Castro Alves era ‘o modelo a ser seguido’, como declarou Nelson Pereira dos Santos, explicando sua geração engajada

Acho que não preciso explicar o que significa, para mim, ocupar a cadeira número 7, a que foi de Nelson Pereira dos Santos, na Academia Brasileira de Letras (ABL). Às vezes, penso até que pode ter sido uma ousadia desavergonhada de minha parte, ter-me candidatado a ela.
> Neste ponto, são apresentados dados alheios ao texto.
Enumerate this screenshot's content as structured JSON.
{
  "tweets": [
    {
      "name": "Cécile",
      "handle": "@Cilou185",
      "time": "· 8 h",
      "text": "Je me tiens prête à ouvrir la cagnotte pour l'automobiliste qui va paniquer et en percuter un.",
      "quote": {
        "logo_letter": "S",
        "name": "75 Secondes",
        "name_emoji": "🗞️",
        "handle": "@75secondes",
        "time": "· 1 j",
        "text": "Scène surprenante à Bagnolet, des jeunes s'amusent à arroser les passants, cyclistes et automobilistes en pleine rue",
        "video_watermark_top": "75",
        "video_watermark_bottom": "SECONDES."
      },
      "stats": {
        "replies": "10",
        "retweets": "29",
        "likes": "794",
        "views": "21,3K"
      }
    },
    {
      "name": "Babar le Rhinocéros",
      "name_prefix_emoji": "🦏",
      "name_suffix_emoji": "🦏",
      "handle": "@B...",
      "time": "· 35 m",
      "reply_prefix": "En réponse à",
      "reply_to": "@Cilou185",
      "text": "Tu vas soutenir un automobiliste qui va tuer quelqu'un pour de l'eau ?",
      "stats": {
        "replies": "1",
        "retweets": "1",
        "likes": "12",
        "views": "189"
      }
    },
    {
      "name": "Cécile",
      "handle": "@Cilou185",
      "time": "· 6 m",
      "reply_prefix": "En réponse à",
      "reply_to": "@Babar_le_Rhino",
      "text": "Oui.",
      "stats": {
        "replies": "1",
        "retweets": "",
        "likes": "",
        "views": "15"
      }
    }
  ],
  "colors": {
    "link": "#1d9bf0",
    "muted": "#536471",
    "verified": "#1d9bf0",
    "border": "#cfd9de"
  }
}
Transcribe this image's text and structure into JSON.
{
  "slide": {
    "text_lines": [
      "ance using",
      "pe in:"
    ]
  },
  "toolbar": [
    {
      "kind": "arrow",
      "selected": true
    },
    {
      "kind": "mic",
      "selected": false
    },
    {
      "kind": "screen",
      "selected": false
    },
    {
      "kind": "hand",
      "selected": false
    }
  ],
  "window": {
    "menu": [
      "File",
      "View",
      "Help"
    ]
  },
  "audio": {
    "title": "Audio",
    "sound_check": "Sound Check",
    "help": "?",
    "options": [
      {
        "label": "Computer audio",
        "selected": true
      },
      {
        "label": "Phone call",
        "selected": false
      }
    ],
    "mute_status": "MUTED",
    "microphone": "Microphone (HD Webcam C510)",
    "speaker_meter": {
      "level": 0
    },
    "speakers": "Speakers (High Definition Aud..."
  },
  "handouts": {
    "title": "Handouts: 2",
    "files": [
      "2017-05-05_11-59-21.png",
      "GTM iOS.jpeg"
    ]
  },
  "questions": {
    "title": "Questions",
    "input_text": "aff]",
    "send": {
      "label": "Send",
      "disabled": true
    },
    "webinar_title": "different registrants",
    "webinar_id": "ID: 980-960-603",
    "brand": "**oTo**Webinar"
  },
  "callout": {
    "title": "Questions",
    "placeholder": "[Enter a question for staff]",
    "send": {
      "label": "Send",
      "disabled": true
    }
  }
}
A relevância da cadeira número 7 começa com seu patrono, o poeta Castro Alves, escolhido pelo seu fundador, o jornalista abolicionista e republicano Antonio Valentim da Costa Magalhães, autor do romance “Flor de Sangue”, destaque do romantismo nacional publicado em 1897, o ano de fundação da Academia. Segundo Euclides da Cunha, que o sucedeu, o polêmico, corajoso e perseguido Valentim Magalhães “foi a figura mais representativa de sua fecunda geração”.

Além desse fato, peço licença para dizer que outra coincidência que me protegia, mesmo que ninguém o tenha solicitado, é a de que esse número sempre foi mágico e decisivo para mim, desde que, recém-chegado ao Rio de Janeiro, no dia da semana em que não tinha aula no Santo Inácio, havia sempre um ensaio geral do Botafogo de Nilton Santos, Didi e Garrincha, este sempre com o número 7 costurado às suas costas. E era logo ali, no final da General Severiano, o que fazia de mim um torcedor completo e feliz, com a aprovação de minha mãe que, nem sei porque, imaginava o Botafogo instalado em zona civilizada e urbana como o CSA em Maceió.
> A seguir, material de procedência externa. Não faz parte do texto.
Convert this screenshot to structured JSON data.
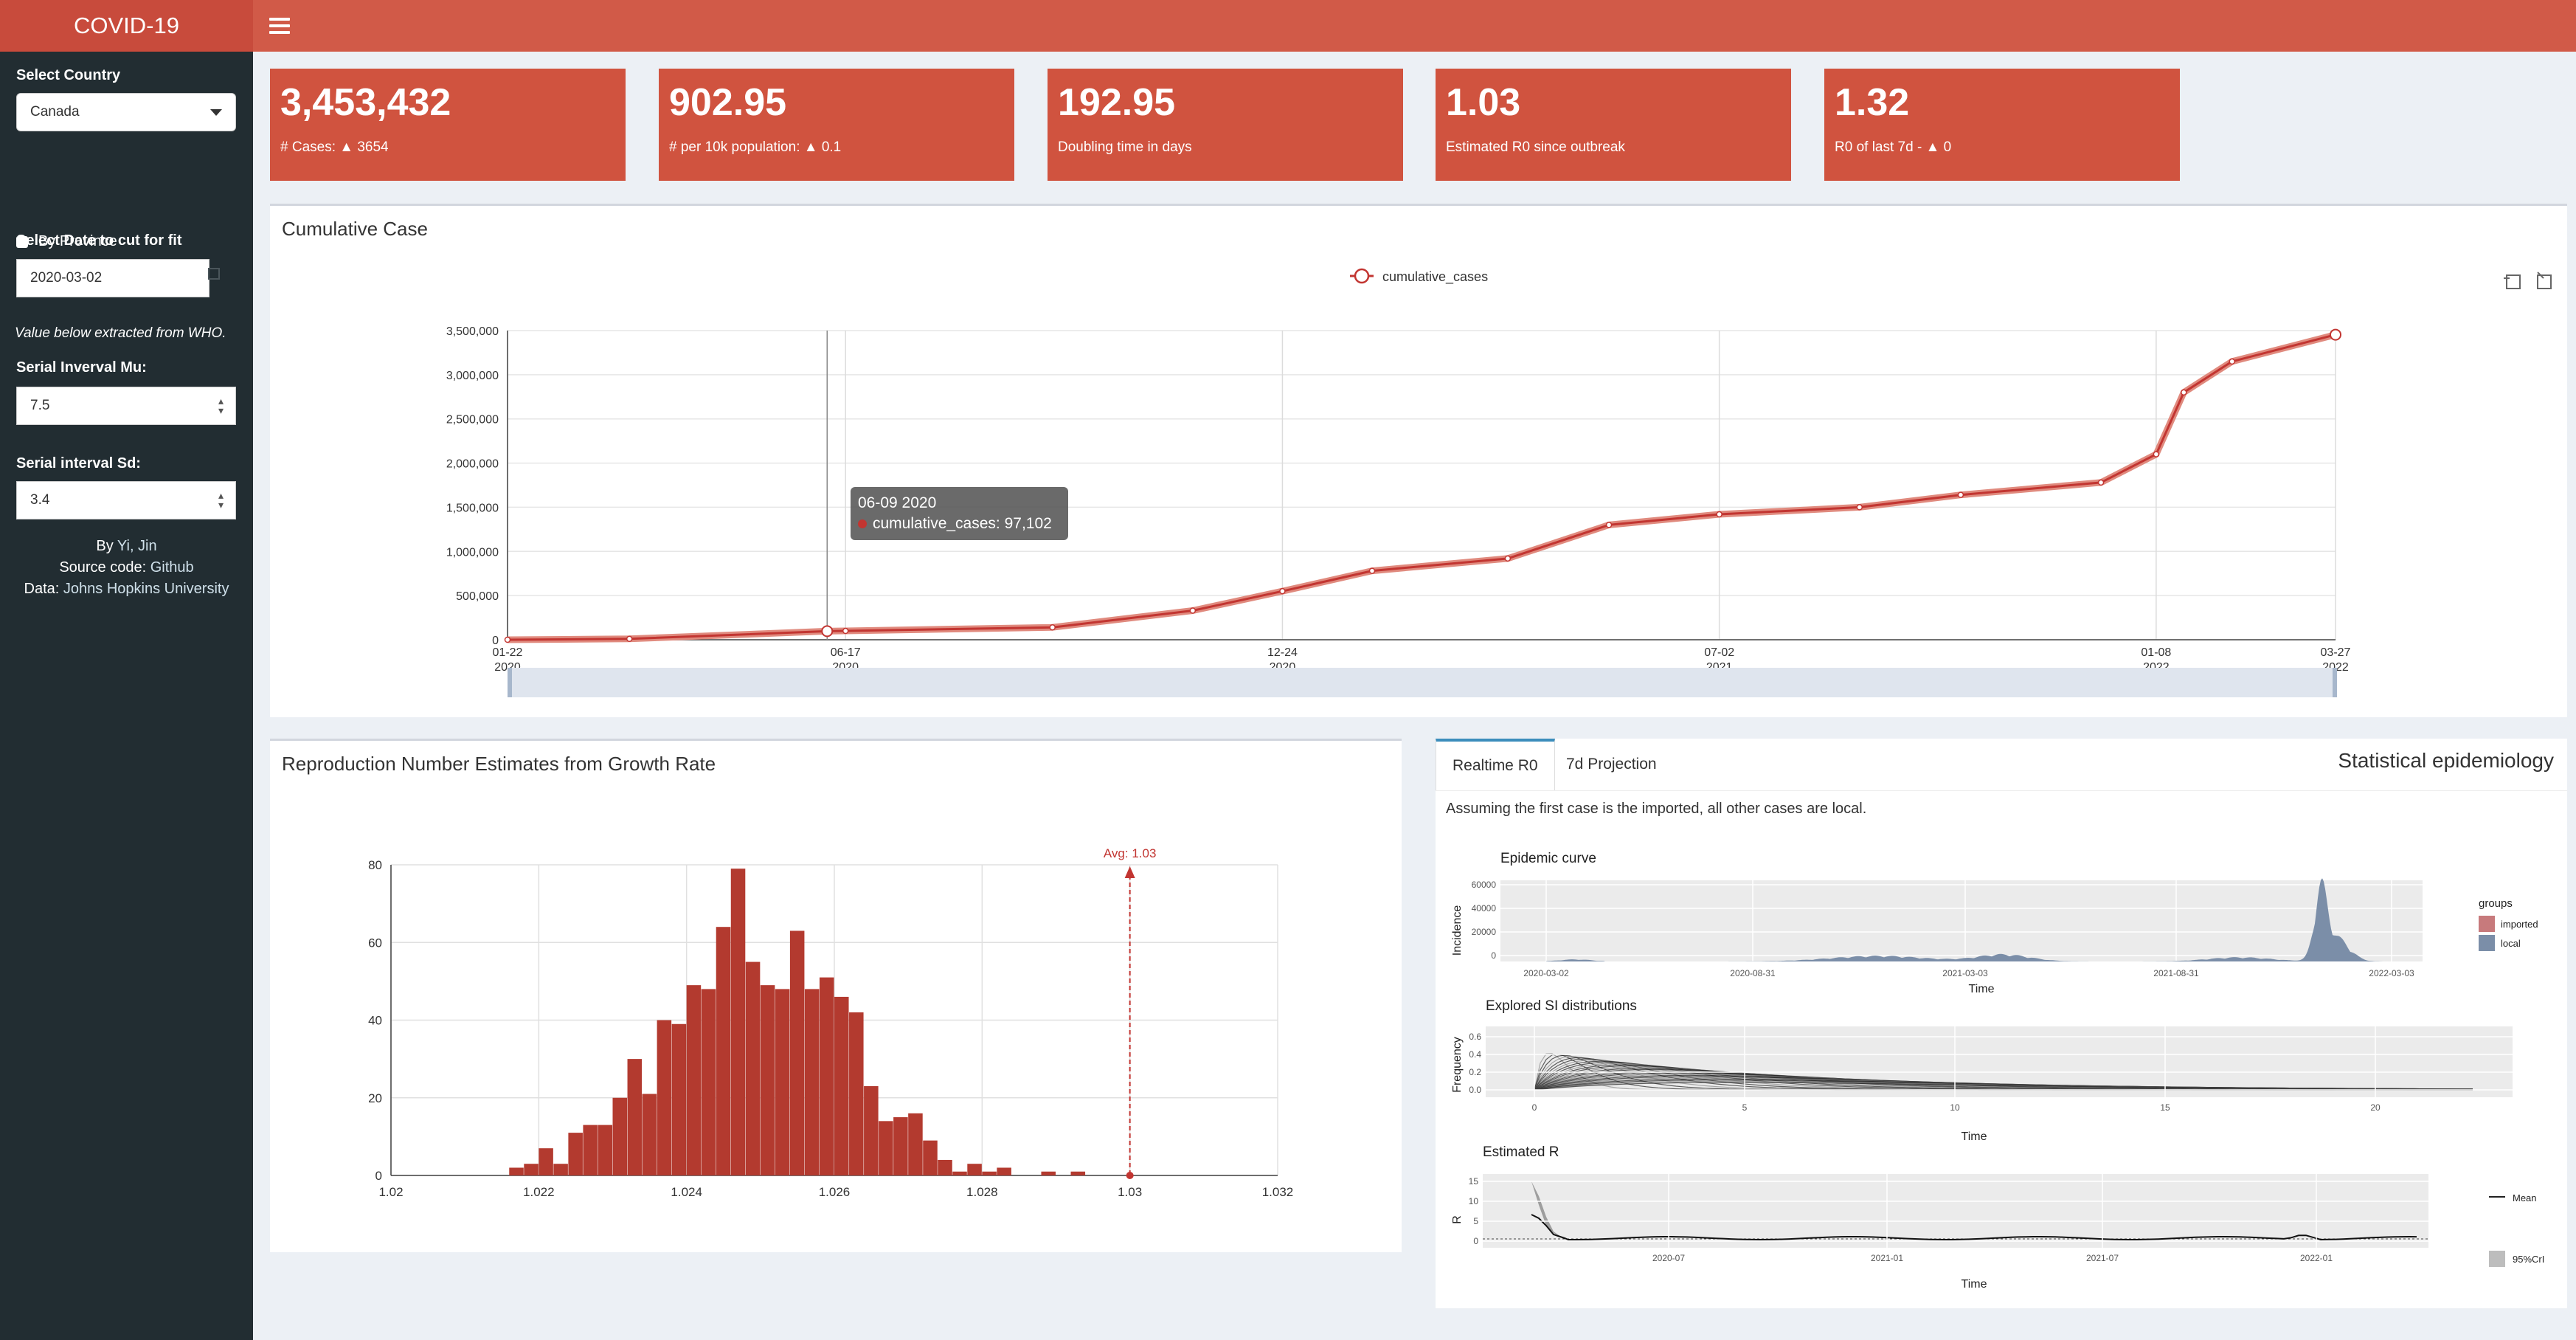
{
  "app": {
    "title": "COVID-19"
  },
  "sidebar": {
    "country_label": "Select Country",
    "country_value": "Canada",
    "province_label": "By Province",
    "date_label": "Select Date to cut for fit",
    "date_value": "2020-03-02",
    "who_note": "Value below extracted from WHO.",
    "mu_label": "Serial Inverval Mu:",
    "mu_value": "7.5",
    "sd_label": "Serial interval Sd:",
    "sd_value": "3.4",
    "by_prefix": "By",
    "author": "Yi, Jin",
    "source_prefix": "Source code:",
    "source_link": "Github",
    "data_prefix": "Data:",
    "data_source": "Johns Hopkins University"
  },
  "value_boxes": [
    {
      "value": "3,453,432",
      "label": "# Cases: ▲ 3654"
    },
    {
      "value": "902.95",
      "label": "# per 10k population: ▲ 0.1"
    },
    {
      "value": "192.95",
      "label": "Doubling time in days"
    },
    {
      "value": "1.03",
      "label": "Estimated R0 since outbreak"
    },
    {
      "value": "1.32",
      "label": "R0 of last 7d - ▲ 0"
    }
  ],
  "cumulative": {
    "title": "Cumulative Case",
    "legend": "cumulative_cases",
    "tooltip_date": "06-09 2020",
    "tooltip_value": "cumulative_cases: 97,102"
  },
  "r_estimate": {
    "title": "Reproduction Number Estimates from Growth Rate"
  },
  "epi": {
    "title": "Statistical epidemiology",
    "tabs": [
      "Realtime R0",
      "7d Projection"
    ],
    "note": "Assuming the first case is the imported, all other cases are local.",
    "curve_title": "Epidemic curve",
    "curve_ylabel": "Incidence",
    "curve_xlabel": "Time",
    "curve_yticks": [
      "60000",
      "40000",
      "20000",
      "0"
    ],
    "curve_xticks": [
      "2020-03-02",
      "2020-08-31",
      "2021-03-03",
      "2021-08-31",
      "2022-03-03"
    ],
    "groups_title": "groups",
    "groups": [
      "imported",
      "local"
    ],
    "si_title": "Explored SI distributions",
    "si_ylabel": "Frequency",
    "si_xlabel": "Time",
    "si_yticks": [
      "0.6",
      "0.4",
      "0.2",
      "0.0"
    ],
    "si_xticks": [
      "0",
      "5",
      "10",
      "15",
      "20"
    ],
    "r_title": "Estimated R",
    "r_ylabel": "R",
    "r_xlabel": "Time",
    "r_yticks": [
      "15",
      "10",
      "5",
      "0"
    ],
    "r_xticks": [
      "2020-07",
      "2021-01",
      "2021-07",
      "2022-01"
    ],
    "r_legend": [
      "Mean",
      "95%CrI"
    ]
  },
  "colors": {
    "header": "#d15a48",
    "brand": "#c84b3c",
    "sidebar": "#222d32",
    "valuebox": "#d0533f",
    "line": "#c23531",
    "bar": "#b33a2f"
  },
  "chart_data": [
    {
      "type": "line",
      "title": "Cumulative Case",
      "series": [
        {
          "name": "cumulative_cases"
        }
      ],
      "x": [
        "2020-01-22",
        "2020-03-15",
        "2020-06-09",
        "2020-06-17",
        "2020-09-15",
        "2020-11-15",
        "2020-12-24",
        "2021-02-01",
        "2021-04-01",
        "2021-05-15",
        "2021-07-02",
        "2021-09-01",
        "2021-10-15",
        "2021-12-15",
        "2022-01-08",
        "2022-01-20",
        "2022-02-10",
        "2022-03-27"
      ],
      "y": [
        0,
        10000,
        97102,
        100000,
        140000,
        330000,
        550000,
        780000,
        920000,
        1300000,
        1420000,
        1500000,
        1640000,
        1780000,
        2100000,
        2800000,
        3150000,
        3453432
      ],
      "x_ticks": [
        {
          "top": "01-22",
          "bottom": "2020"
        },
        {
          "top": "06-17",
          "bottom": "2020"
        },
        {
          "top": "12-24",
          "bottom": "2020"
        },
        {
          "top": "07-02",
          "bottom": "2021"
        },
        {
          "top": "01-08",
          "bottom": "2022"
        },
        {
          "top": "03-27",
          "bottom": "2022"
        }
      ],
      "y_ticks": [
        "0",
        "500,000",
        "1,000,000",
        "1,500,000",
        "2,000,000",
        "2,500,000",
        "3,000,000",
        "3,500,000"
      ],
      "ylim": [
        0,
        3500000
      ]
    },
    {
      "type": "bar",
      "title": "Reproduction Number Estimates from Growth Rate",
      "x_start": 1.0216,
      "bin_width": 0.0002,
      "values": [
        2,
        3,
        7,
        3,
        11,
        13,
        13,
        20,
        30,
        21,
        40,
        39,
        49,
        48,
        64,
        79,
        55,
        49,
        48,
        63,
        48,
        51,
        46,
        42,
        23,
        14,
        15,
        16,
        9,
        4,
        1,
        3,
        1,
        2,
        0,
        0,
        1,
        0,
        1
      ],
      "x_ticks": [
        "1.02",
        "1.022",
        "1.024",
        "1.026",
        "1.028",
        "1.03",
        "1.032"
      ],
      "y_ticks": [
        "0",
        "20",
        "40",
        "60",
        "80"
      ],
      "xlim": [
        1.02,
        1.032
      ],
      "ylim": [
        0,
        80
      ],
      "mark_line": {
        "label": "Avg: 1.03",
        "value": 1.03
      }
    }
  ]
}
Em 1907, em conferência na Faculdade de Direito da USP, no Largo de São Francisco, Euclides da Cunha diria que foi Castro Alves “quem nos ensinou a metáfora, o estiramento das hipérboles, o vulcanismo da imagem e todos os exageros da palavra a espelharem impulsividade e desencadeamento de paixões que são essencialmente nativos. Somos uma raça em ser, estamos ainda na instabilidade característica das combinações incompletas”. E mais adiante, na mesma conferência: “Penso que seremos em breve uma componente nova entre as forças cansadas da humanidade”.

Não é por acaso que hoje, negros e negras têm e exercem cada vez com mais segurança esse papel de ser um assento desse “componente novo”. Não me lembro qual foi o conceito lírico e revolucionário que conheci primeiro. Mas não posso deixar de reconhecer que foi na tomada de seu conhecimento que descobri o que podia ser a revolução brasileira, segundo Castro Alves: “A praça, a praça é do povo, como o céu é do condor”. Assim decretara, como sabe de cor todo brasileiro que se preza e que lhe permite ler e entender, o poeta dos escravos, o intelectual romântico que militava a favor dos necessitados e dos desprotegidos. Castro Alves era “o modelo a ser seguido”, como haveria de declarar Nelson Pereira dos Santos, explicando sua geração engajada.

A chegada do cinema às mãos de brasileiros que tinham mais pretensões culturais, teorizando mística e tensão que ganham, cada vez com mais empenho, é uma mensagem ao mesmo tempo muito simples e violentíssima. Mais uma vez, é Nelson Pereira dos Santos quem procede a seu significado. Em 2006, ele sucede a Sergio Corrêa da Costa na ABL e começa a realizar sua instalação na cultura brasileira, que intensifica com novas ideias que seus filmes irão nos explicar.